What do I need to do if I learn that my child is being bullied at school?
There are certain interventions that you can carry out with your child as well as with his/her school:
- Listen. Just listen, with no haste and without jumping to conclusions or passing judgements. thank the child and acknowledge that it is both right and brave for him/her to tell you about his/her experience.
- Show empathy and respond to his/her feelings, no matter how difficult it is, and even if the child gets into details that sound scary for you. This experience is tough and hard for the child. If the child feels that you are anxious, perhaps s/he would feel discouraged to share the details with you.
- Avoid blaming the child or making statements like, ‘Why didn’t you tell me earlier?’ or “I told you to stand up for yourself!’, or ‘You must have done something wrong to make them outraged against you!’ This will discourage the child from talking to you again.
- Try to collect as much information as possible about all the parties involved in the problem by ask questions (make sure you ask and listen, more than you talk and judge)
With the School
- Report this incident to the teacher and to explain how you are handling it.

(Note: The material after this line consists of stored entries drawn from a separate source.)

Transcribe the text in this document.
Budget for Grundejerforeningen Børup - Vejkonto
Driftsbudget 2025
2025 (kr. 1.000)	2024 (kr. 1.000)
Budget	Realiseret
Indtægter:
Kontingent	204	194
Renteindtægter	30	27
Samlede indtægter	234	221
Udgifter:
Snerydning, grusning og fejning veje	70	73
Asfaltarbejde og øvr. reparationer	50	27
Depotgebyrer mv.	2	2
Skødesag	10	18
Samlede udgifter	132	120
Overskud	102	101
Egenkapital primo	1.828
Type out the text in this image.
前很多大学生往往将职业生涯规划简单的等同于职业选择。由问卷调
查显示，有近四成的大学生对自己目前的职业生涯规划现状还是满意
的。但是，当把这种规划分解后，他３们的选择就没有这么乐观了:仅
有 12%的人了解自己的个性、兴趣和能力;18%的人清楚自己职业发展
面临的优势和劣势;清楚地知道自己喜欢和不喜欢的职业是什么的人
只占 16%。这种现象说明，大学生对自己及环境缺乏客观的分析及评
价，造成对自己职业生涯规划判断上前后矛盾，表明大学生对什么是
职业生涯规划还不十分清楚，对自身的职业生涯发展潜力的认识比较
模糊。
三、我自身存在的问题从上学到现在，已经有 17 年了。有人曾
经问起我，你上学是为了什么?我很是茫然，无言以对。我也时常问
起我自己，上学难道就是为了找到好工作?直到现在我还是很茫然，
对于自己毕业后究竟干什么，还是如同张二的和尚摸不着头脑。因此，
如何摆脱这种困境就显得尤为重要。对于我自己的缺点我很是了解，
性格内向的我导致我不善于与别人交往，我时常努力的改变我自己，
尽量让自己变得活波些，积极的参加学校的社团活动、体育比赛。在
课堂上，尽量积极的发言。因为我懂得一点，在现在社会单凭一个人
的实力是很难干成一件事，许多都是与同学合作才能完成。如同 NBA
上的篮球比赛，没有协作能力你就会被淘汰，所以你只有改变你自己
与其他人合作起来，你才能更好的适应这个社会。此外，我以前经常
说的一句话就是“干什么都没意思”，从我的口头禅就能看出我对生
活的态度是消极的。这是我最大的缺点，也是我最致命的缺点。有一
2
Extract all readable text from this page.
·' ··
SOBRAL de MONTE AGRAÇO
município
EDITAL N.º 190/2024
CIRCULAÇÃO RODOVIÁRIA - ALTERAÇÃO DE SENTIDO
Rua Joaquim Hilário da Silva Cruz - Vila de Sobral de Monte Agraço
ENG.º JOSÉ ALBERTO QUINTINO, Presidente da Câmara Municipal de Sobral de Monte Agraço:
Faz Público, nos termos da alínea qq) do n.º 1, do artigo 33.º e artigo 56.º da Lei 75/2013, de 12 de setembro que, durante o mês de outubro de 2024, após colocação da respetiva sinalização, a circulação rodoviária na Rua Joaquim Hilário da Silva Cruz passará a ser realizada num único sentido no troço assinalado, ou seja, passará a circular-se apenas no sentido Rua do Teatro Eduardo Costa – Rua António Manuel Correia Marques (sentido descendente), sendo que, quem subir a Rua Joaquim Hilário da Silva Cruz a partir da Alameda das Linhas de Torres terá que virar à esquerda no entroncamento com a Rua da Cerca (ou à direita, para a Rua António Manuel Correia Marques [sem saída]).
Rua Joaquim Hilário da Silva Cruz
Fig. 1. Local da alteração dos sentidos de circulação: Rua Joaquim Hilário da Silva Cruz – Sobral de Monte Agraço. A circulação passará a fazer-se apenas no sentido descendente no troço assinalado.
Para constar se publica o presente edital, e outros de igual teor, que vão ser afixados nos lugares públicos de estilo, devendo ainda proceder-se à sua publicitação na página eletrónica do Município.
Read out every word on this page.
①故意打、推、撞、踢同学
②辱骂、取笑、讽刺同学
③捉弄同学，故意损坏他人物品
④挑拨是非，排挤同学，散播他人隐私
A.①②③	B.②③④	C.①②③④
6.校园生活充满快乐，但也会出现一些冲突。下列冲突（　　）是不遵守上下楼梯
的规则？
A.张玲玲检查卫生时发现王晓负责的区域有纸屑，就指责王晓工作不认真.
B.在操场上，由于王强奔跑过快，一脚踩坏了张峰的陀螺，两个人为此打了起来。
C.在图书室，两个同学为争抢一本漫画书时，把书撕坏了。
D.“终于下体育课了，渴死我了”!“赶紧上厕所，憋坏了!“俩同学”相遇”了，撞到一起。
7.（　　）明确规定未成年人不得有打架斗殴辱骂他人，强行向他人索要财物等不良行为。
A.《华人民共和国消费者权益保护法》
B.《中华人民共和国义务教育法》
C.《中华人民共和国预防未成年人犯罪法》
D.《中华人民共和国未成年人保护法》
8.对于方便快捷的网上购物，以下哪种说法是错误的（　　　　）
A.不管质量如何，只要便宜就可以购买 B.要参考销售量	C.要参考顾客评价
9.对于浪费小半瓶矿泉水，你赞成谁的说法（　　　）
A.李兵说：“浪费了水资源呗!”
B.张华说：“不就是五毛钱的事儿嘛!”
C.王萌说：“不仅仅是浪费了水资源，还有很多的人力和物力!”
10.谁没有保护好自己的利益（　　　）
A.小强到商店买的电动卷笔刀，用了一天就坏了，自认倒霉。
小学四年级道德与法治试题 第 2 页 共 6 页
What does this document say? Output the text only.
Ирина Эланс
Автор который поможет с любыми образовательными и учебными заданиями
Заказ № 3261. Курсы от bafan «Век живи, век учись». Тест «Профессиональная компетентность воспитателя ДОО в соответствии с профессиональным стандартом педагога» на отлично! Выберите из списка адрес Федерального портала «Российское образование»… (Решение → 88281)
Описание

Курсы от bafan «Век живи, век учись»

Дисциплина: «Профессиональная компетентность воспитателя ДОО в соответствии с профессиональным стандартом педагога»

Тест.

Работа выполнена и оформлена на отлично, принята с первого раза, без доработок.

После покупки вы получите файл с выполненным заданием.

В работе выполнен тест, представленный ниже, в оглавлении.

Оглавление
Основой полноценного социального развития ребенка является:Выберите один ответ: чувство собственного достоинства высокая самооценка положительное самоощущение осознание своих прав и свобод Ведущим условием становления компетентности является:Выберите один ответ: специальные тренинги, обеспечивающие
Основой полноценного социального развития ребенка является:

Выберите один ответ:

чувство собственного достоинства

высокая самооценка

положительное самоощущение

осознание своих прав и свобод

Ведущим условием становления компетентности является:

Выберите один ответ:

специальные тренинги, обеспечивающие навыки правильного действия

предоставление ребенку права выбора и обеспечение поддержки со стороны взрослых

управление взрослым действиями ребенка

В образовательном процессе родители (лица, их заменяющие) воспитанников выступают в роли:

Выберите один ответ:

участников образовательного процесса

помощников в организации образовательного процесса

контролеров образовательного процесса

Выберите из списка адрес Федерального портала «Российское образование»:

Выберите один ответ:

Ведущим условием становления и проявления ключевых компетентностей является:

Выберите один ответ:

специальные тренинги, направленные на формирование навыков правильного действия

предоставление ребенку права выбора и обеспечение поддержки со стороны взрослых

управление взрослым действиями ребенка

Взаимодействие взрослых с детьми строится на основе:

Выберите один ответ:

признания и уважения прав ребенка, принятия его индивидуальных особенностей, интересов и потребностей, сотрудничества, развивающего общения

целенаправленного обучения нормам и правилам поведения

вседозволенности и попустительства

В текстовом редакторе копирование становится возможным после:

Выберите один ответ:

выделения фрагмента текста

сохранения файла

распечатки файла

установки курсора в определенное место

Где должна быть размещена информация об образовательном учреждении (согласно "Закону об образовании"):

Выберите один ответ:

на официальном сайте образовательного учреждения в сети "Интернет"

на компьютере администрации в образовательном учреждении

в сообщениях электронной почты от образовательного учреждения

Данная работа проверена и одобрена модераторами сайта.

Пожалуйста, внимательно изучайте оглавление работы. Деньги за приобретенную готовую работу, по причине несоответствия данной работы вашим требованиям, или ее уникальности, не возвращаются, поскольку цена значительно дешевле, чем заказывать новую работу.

- Stay calm and to avoid overreacting so that you do not risk compromising your relationship with the school and the school staff. However, the school staff need to take this issue seriously. They need to appreciate and recognize that you care so much about this issue and that you will continue to closely monitor it.
- Appreciate and acknowledge any progress made by the school towards achieving the commitments and actions you have agreed on.
- If you believe that your child is at risk at any time, contact the school for immediate intervention.